Let’s also observe that the plane he would have brought down bore innocent women and children. Among them likely were many good Muslim people. Had he succeeded, he would have added to the count of orphaned children in the world. This is not someone to emulate, and official communications should be sounding these themes if they aren’t already.
Given how difficult it is to physically foreclose all vectors of attack while maintaining our society as open and free, strategic communications like this—to deny terrorists the rhetorical gains they seek from us—are very important. Portraying this person as a wrongheaded failure is part of the strategic layer in our security, far preferable to treating him as a diabolical anti-hero.
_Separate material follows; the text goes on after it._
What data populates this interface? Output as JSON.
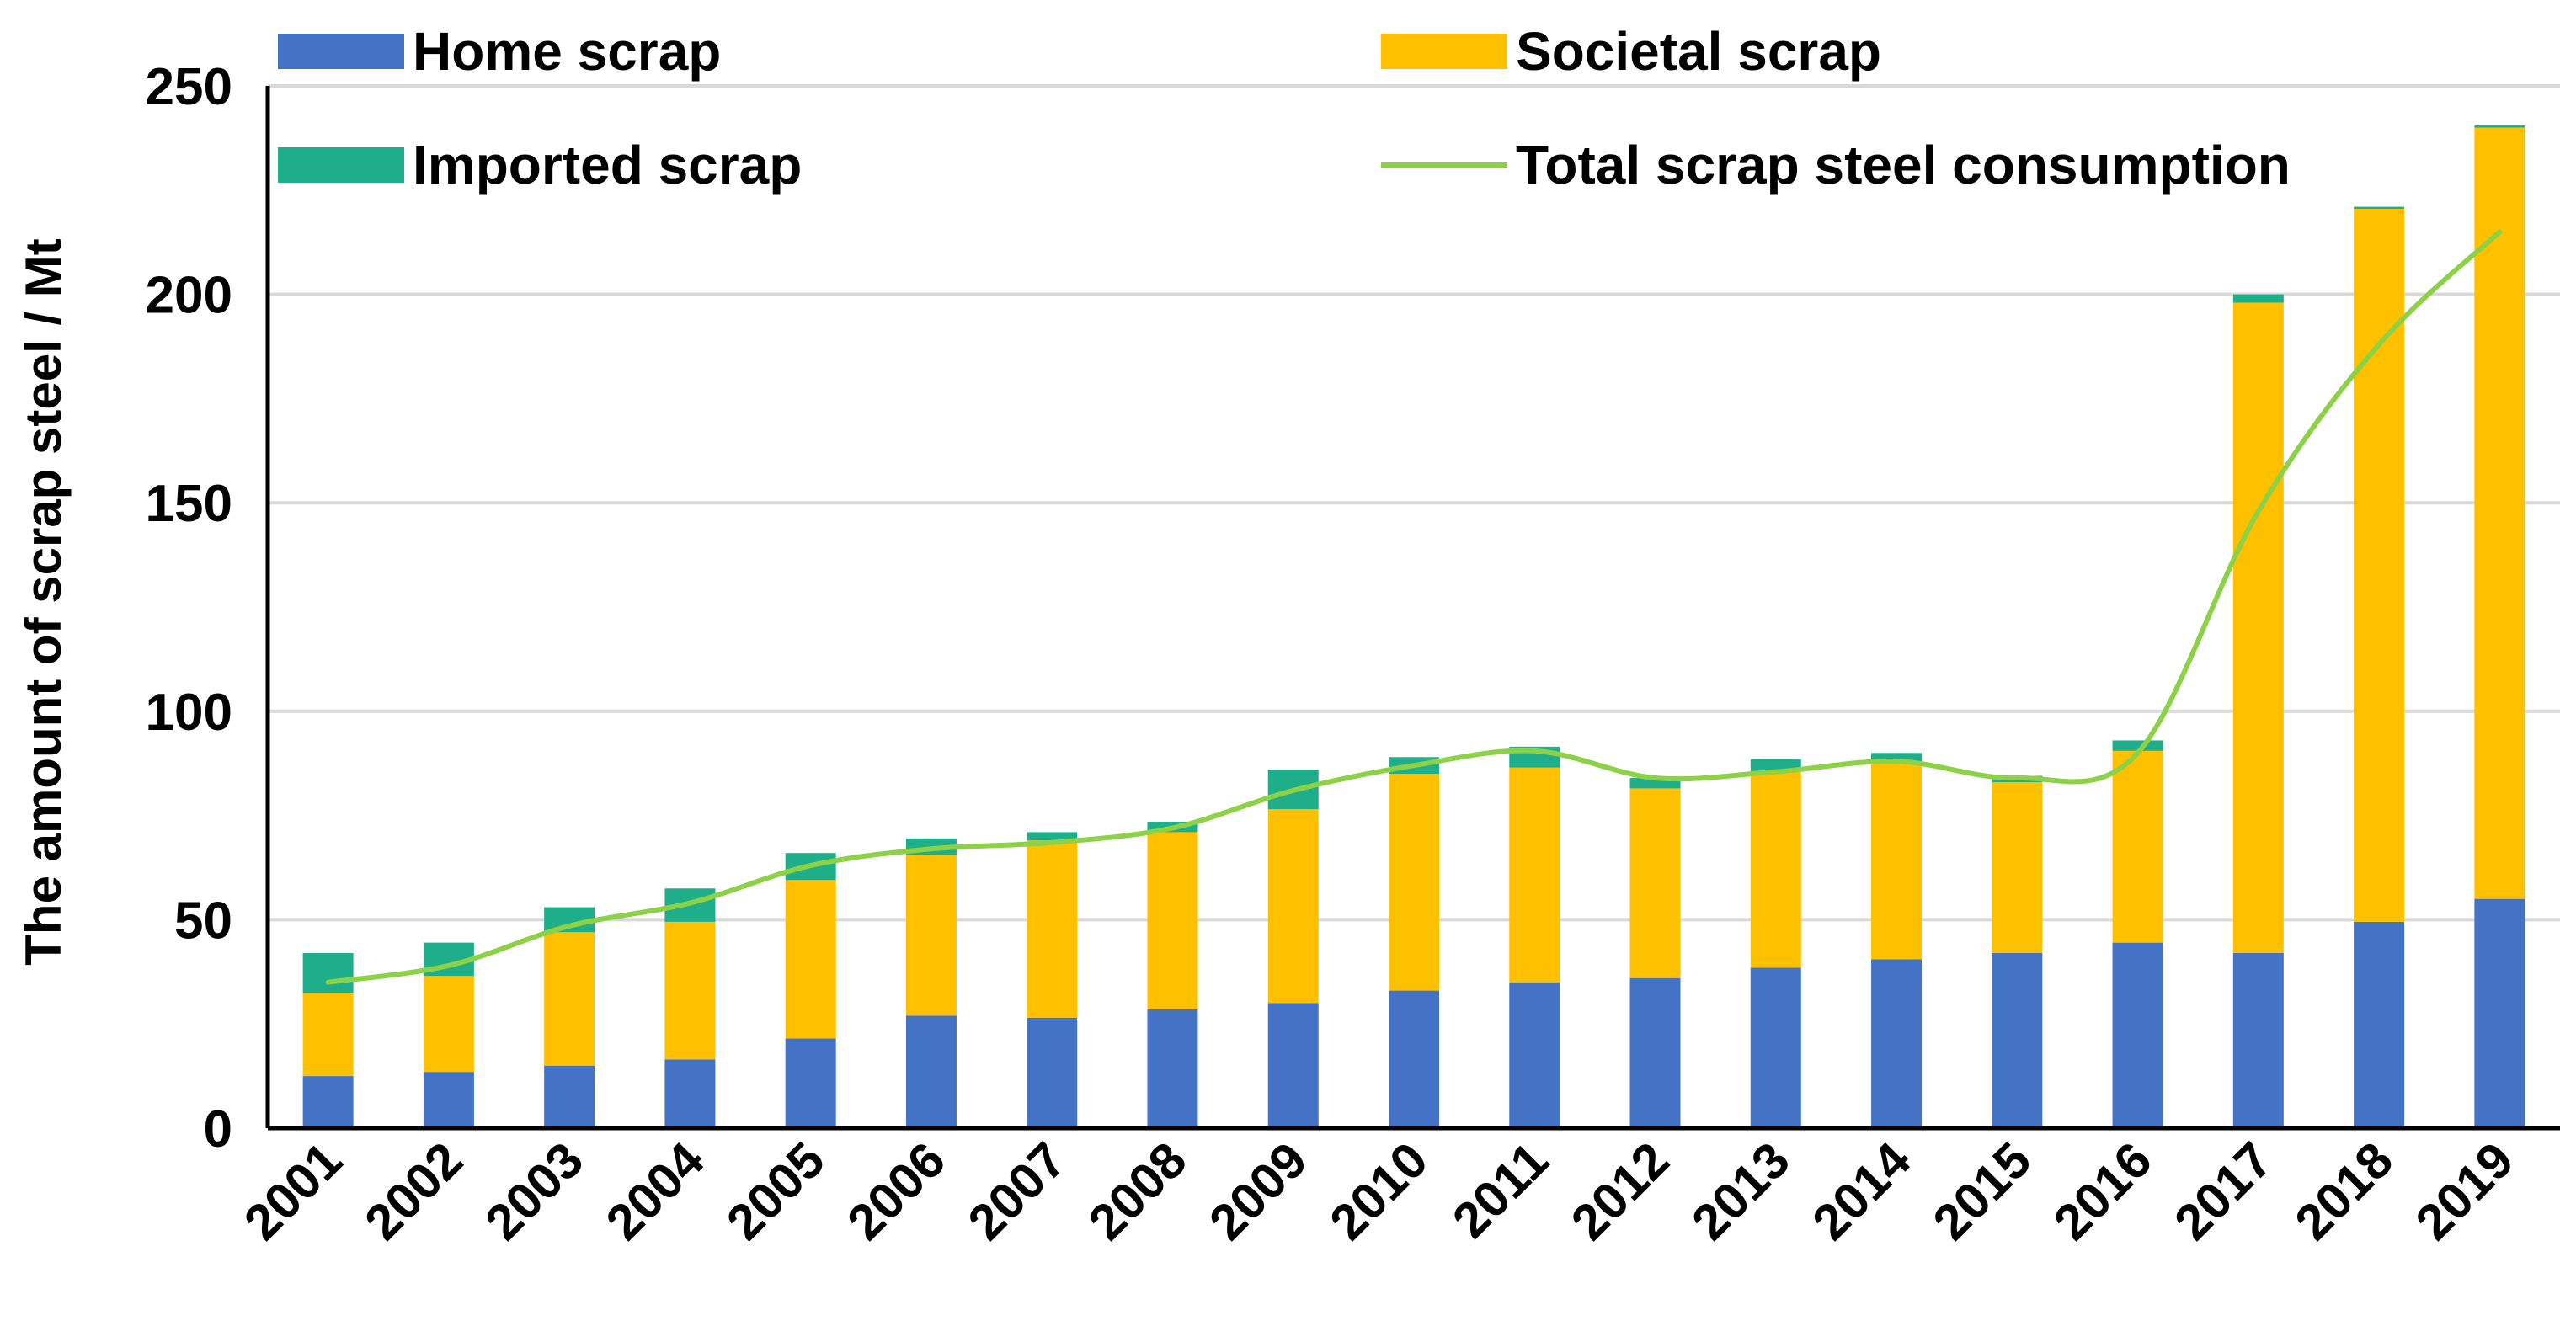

This incomplete discussion is intended only to illustrate the many different security layers at issue in the underwear bomb plot. Thoughtful readers will undoubtedly find gaps and misstatements in this discussion based on more precise facts and better technical or programmatic knowledge than I have.
Thankfully, we have an opportunity to learn about our security from this failed attack. Had it succeeded, it appears that our society remains ill-equipped to maintain an even keel. The intensity of commentary and analysis on this event shows that a successful terrorist would likely knock us off our game. The impulse to do something—anything—would overwhelm us, and we would likely overreact by retaliating imprecisely, by pouring our energy into security measures that don’t actually work, and so on. Such missteps are congenial to terrorism, and we should try to avoid them.